The bad news is that substituting leaky gas for coal does not necessarily deliver climate benefits. The good news is that cutting methane emissions from the gas supply chain is relatively straightforward and can deliver immediate, substantial global climate action.

For example, the International Energy Agency (IEA) finds that there is a “clear opportunity” to cost-effectively mitigate oil and gas industry emissions through ready-to-implement measures. These include tackling methane emissions, eliminating all non-emergency flaring, electrifying production facilities with low-emissions power, and expanding the use of hydrogen from low-emissions electrolysis in refineries. The IEA’s results are underpinned using RMI’s Oil Climate Index Plus Gas (OCI+) that concludes greater emissions visibility, sound policy adoption, and targeted market activation can help operators fix leakage.

Introducing a New Calculator to Evaluate Gas and Coal Emissions

To compare gas and coal life-cycle emissions, decision makers need to account for site-specific inputs. Our new calculator guides users to evaluate specific gas and coal resources and operations worldwide to determine their emissions parity.
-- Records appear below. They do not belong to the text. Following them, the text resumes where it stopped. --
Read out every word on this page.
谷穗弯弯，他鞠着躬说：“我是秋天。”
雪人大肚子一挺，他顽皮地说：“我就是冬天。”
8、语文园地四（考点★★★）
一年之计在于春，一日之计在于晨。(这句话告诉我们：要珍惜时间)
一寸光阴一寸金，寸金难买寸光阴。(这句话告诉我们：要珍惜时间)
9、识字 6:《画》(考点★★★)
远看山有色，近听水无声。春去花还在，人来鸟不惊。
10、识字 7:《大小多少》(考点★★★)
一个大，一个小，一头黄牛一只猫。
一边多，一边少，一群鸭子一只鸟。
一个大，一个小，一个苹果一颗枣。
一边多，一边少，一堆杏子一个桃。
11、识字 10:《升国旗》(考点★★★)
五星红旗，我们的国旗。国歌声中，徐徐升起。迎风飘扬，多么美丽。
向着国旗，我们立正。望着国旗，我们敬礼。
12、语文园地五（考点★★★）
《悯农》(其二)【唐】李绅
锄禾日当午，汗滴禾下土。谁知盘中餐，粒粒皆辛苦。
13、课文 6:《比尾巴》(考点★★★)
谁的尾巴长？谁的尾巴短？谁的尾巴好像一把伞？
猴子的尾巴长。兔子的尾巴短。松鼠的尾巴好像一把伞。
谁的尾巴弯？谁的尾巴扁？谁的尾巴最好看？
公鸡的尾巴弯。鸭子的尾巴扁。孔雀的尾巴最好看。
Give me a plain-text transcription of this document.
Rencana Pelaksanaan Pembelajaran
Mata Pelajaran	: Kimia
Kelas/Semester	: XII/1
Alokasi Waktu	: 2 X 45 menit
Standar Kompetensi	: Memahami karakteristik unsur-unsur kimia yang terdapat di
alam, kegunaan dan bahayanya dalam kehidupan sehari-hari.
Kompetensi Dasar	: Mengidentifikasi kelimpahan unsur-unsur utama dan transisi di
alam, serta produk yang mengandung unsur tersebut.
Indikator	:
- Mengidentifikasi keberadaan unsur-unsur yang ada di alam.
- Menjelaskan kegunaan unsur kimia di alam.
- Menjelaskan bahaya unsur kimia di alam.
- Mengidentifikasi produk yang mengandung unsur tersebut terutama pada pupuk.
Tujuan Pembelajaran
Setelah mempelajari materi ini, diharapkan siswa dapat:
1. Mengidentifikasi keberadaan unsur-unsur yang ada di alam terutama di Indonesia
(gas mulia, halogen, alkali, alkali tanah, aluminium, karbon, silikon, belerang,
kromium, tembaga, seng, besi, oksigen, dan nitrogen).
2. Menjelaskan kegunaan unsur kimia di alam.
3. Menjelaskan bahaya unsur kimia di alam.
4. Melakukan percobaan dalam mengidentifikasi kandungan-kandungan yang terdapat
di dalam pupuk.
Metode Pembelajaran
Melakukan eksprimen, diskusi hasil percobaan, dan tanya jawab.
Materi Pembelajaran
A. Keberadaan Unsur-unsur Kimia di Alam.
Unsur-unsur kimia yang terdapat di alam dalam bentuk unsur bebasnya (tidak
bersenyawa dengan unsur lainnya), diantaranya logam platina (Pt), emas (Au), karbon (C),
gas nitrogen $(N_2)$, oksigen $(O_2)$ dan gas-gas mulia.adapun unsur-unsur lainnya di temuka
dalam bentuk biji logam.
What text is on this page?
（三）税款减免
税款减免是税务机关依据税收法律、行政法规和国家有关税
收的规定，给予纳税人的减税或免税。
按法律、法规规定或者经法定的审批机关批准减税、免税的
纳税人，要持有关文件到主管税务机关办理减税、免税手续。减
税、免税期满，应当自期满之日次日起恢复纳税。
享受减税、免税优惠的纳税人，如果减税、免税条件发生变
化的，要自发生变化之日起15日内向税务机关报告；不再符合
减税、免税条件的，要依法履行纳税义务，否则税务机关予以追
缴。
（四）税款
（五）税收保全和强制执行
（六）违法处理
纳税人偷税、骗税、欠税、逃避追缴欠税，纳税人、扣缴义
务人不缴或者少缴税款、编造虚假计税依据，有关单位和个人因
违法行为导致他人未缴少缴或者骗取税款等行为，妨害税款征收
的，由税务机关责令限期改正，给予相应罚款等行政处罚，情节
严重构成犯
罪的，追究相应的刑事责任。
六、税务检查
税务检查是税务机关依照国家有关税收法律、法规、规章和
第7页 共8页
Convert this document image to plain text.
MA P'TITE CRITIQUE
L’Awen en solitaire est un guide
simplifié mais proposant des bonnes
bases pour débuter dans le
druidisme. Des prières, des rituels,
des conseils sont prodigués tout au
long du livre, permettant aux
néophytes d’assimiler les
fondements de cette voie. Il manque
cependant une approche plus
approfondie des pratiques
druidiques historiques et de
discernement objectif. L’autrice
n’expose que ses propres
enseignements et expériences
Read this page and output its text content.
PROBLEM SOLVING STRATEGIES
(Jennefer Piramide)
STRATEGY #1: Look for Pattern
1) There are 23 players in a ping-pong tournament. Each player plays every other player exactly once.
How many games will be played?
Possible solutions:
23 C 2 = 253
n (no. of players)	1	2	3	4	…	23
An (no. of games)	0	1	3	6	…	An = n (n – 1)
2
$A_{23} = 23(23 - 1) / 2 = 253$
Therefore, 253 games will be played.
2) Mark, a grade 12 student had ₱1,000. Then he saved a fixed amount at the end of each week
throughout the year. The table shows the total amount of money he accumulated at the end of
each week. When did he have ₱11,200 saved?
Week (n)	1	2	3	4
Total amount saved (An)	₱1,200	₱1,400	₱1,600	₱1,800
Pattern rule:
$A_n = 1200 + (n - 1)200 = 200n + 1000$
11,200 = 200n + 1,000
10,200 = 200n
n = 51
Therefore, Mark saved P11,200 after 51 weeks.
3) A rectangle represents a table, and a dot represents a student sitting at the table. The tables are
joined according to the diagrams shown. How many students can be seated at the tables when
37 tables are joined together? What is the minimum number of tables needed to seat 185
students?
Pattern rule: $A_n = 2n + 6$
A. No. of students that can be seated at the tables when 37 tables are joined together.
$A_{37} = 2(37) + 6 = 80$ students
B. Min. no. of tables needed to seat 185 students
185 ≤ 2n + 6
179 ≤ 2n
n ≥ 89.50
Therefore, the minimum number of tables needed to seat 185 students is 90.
EXPLORE THE CALCULATOR HERE

Two different scenarios are presented below to showcase different shorter-term results, using 20-year global warming potentials. First, we compare West Virginia coal and gas operations and find that if the state’s gas systems’ methane leakage rate is at 1.4 percent, their emissions are on par with West Virginia coal.

Plot of Varying West Virginia Gas Leakage Rates Compared to West Virginia Coal System Life-cycle GHGs

Source: Gas vs. Coal Calculator.

In the second case, we compare Texas Permian liquefied natural gas exported to China to replace coal mined in Liaoning Province. Given this resource’s high sulfur content and the nation’s relatively low scrubber efficiency, if the Permian gas China imports has a methane leakage rate of just 0.2 percent, there is no near-term greenhouse gas (GHG) emissions benefit for making this substitution. As such, it is critical that Permian gas be essentially leak free if its substitution for Liaoning coal is to provide climate benefits.

Solving the Methane Problem

Atmospheric GHG concentrations are rising faster than during any other time in recorded history. Between 2020 and 2022, scientists observed record annual increases in methane levels. The climate is rapidly changing and leaking methane is making the situation even worse.

If natural gas (and oil) is in the energy mix, methane leaks can happen at anytime, anywhere. Methane is estimated to be responsible for one-half of the oil and gas sector’s GHG emissions.

One simple solution to reducing the ongoing risks of methane leakage is to correct the misconception that natural gas is necessarily “cleaner” than coal to generate electricity — or any other energy usage. Emissions-free electricity generation from wind and solar is already economically more attractive than gas power and does not carry the additional climate burden of methane leakage that can push gas power emissions much higher than those from coal plants.

Beyond that, to the extent natural gas remains a part of the energy mix, it will take technology, regulations, and market mechanisms to make methane visible and stop leakage. Fortunately, these solutions are at the ready. The International Energy Agency finds that tackling methane emissions is the single most important measure for oil and gas operators that contributes to an overall 60 percent reduction in emissions from the sector by 2030.

Policy and market opportunities — such as a public methane data center, an extended methane fee in the US Inflation Reduction Act, and buyers alliances for the procurement of low methane certified gas — can provide rapid methane mitigation benefits as we also work to reduce carbon dioxide that has built up in the atmosphere over the past century.

As climate catastrophes continue to occur, all eyes are on mitigating the super-pollutant, methane. If methane leakage puts gas life-cycle emissions on par with coal, its substitution will have negative climate consequences in this decisive decade. To reduce today’s climate risks, decision makers need to avoid energy tradeoffs with unintended negative consequences. We have the technology and know-how to fix methane leakage now. It’s time to act.